デュポン・サークル便り(5月15日)

 日本では、緊急事態宣言が早くも39県で予定を2週間以上前倒しして解除されました。残る8都道府県についても5月21日に再び判断するとのこと。外出自粛規制緩和とは程遠い毎日を送っているバージニア州からみると「本当に大丈夫なんだろうか?」と心配になります。いわゆる「日本型」対応が第2次感染爆発を起こさないことを祈るのみです。

 こちらアメリカでは、トランプ政権のコロナ対策の軸足が、段階的規制緩和に向けたガイドラインである「オープニング・アップ・アメリカ・アゲイン」に完全に移る一方で、おひざ元のワシントンDC、バージニア州北部の各郡、メリーランド州の各郡はまだまだ段階的規制緩和に慎重です。ワシントンDCでは当初、5月15日が期限だったstay-at-home行政命令が6月7日まで延長されました。バージニア州では5月15日から州のほとんどの場所で段階的規制緩和の第1段階が始まるものの、ワシントンDCと隣接するバージニア州北部では5月29日まで現在の規制が維持されることが決まりました。しかも、この話題に関してはトランプ政権の「顔」となったアンソニー・ファウチ博士が、5月12日に連邦議会上院で行われたコロナウイルス対策に関する公聴会で、「コロナウイルスワクチンの開発は、今年の秋に学校が新年度を迎える前には間に合わない」との見解を示したことで再び不安が広がっており、それに伴い、トランプ政権の経済活動再開に軸足を移した対応に対する批判も再び出てきています。
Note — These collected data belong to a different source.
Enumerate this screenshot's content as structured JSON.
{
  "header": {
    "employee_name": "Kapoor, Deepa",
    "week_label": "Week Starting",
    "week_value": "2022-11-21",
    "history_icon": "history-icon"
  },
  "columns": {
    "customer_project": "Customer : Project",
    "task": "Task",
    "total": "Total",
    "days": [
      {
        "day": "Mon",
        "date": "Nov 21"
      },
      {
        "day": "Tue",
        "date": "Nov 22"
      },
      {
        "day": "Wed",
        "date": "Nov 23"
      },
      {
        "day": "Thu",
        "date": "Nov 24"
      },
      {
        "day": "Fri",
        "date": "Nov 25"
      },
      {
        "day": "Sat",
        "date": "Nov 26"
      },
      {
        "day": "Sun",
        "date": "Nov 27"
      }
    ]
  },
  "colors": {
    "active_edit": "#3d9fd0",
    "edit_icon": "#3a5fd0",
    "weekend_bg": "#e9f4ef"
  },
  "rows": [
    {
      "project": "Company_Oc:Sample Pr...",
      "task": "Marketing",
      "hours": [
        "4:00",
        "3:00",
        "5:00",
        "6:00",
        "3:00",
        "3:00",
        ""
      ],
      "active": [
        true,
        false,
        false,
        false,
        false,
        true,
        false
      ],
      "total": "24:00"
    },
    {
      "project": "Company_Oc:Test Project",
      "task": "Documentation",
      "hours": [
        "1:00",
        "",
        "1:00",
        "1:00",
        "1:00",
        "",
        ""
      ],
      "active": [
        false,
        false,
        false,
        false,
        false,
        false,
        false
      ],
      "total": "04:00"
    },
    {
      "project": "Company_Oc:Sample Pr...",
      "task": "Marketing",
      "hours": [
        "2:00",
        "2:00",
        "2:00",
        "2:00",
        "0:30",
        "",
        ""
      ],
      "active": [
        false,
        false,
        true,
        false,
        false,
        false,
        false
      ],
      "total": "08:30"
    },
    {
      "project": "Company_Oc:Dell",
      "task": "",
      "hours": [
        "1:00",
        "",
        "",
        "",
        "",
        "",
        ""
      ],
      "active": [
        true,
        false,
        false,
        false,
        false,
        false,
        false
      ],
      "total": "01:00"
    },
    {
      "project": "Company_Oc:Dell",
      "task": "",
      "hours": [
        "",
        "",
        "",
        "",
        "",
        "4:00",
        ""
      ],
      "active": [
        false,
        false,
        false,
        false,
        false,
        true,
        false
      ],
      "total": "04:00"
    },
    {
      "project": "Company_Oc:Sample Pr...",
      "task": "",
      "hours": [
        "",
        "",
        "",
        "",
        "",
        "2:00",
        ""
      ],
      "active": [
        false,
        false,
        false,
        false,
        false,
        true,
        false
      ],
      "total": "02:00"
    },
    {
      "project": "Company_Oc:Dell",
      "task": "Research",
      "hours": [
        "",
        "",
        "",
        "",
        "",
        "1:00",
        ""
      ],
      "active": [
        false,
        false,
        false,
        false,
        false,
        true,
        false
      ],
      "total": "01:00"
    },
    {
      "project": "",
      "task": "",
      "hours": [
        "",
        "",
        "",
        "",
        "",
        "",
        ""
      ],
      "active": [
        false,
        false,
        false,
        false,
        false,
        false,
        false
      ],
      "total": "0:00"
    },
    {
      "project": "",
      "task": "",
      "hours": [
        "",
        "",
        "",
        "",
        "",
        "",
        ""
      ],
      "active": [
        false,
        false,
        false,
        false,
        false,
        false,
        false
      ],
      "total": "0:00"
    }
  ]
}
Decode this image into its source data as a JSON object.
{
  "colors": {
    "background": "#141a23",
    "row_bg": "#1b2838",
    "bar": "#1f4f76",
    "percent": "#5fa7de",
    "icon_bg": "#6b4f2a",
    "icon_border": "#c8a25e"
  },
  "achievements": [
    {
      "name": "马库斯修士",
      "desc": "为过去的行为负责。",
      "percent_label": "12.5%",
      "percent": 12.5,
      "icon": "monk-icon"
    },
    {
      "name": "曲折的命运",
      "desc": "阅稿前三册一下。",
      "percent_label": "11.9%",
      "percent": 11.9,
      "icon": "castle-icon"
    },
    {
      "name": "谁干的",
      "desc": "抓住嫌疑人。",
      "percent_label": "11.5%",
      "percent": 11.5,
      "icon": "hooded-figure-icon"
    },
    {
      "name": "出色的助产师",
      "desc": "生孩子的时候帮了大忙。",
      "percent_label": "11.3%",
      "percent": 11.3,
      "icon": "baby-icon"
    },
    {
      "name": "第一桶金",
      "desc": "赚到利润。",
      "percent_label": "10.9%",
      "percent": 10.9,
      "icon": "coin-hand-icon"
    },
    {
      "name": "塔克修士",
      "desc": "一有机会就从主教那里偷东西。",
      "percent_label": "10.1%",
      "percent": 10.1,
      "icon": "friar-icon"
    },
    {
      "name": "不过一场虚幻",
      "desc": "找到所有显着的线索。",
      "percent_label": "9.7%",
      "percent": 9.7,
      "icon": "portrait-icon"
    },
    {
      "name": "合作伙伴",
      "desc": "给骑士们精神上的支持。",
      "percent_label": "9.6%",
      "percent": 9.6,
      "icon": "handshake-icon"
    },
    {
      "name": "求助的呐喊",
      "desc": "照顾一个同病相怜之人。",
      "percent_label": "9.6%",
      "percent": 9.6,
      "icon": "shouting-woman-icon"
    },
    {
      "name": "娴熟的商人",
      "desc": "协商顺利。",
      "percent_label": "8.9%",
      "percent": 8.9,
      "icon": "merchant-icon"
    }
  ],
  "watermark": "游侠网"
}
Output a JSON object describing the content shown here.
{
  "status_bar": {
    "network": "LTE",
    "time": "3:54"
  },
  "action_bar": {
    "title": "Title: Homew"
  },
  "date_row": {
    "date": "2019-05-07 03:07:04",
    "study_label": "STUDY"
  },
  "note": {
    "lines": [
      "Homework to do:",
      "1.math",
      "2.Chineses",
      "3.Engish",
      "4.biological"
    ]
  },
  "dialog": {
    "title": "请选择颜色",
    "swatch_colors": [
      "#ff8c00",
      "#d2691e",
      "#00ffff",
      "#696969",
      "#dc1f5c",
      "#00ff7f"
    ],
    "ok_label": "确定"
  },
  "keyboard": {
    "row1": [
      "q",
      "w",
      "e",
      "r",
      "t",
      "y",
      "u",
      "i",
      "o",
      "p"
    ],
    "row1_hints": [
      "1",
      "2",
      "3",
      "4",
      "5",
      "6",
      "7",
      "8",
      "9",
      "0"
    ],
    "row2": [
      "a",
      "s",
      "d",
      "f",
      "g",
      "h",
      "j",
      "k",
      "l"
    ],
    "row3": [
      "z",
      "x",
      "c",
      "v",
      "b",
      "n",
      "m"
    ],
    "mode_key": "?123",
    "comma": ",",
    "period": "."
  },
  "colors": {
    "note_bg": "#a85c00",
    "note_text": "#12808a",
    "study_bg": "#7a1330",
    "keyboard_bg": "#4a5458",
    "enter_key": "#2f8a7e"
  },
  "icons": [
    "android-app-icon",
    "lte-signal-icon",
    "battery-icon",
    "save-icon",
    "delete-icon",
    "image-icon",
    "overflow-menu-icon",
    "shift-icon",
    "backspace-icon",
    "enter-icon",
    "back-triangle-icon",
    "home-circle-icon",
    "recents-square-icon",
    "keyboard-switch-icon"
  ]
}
 さらに、先週末以降、ホワイトハウスのスタッフの間でもコロナウイルス感染が広がっていることが次々と発覚。5月7日にトランプ大統領の執事(valet)の一人がコロナウイルス検査で陽性になったことが判明したかと思えば、その翌日の5月8日にはペンス副大統領の報道官であるケイティ・ミラー女史がコロナウイルスに感染したことが明らかになりました。このような事態を受けて、トランプ大統領は「毎日、コロナウイルス検査を受ける」と宣言。ですが、そもそもマスク着用に後ろ向きだったトランプ大統領やペンス副大統領への風当たりが強かったところで出てきたのがこのニュースです。当然、トランプ大統領、ペンス副大統領への風当たりはさらに強くなっています。

 そんな中、先週のマイケル・フリン元国家安全保障担当大統領補佐官の訴追見送りに引き続き、今週も2016年大統領選挙へのロシア政府による介入疑惑について仰天ニュースがありました。2016年大統領選挙でトランプ大統領の選挙陣営の責任者だったポール・マナフォート氏は、本疑惑に関する証拠隠滅やFBI捜査官の取り調べに対して虚偽の証言を行ったことなどで懲役7年の判決を受け服役中だったのですが、71歳という高齢であることに加え、コロナウイルスに感染すると重症化しやすい既住症があることを理由に5月13日の出所が許可されたのです。今後は残っている懲役期間を「自宅軟禁」で過ごすのですが、それでも刑務所で刑期を務めるのとは天と地の差。「彼、マジで得したよね」的な論調がメディアではすでに漂っています。

 望ましくないこととはいえ、ワシントンではコロナウイルス対策はすっかり「政争の具」と化した感があります。これからは大統領選に向けて、ますますこの流れは強くなるでしょう。ということは、これと同時に、情報操作が行われる可能性も高くなるということ。ソーシャルメディアやインターネットで情報過多になる今日この頃ですが、冷静さを失わないようにしたいものです。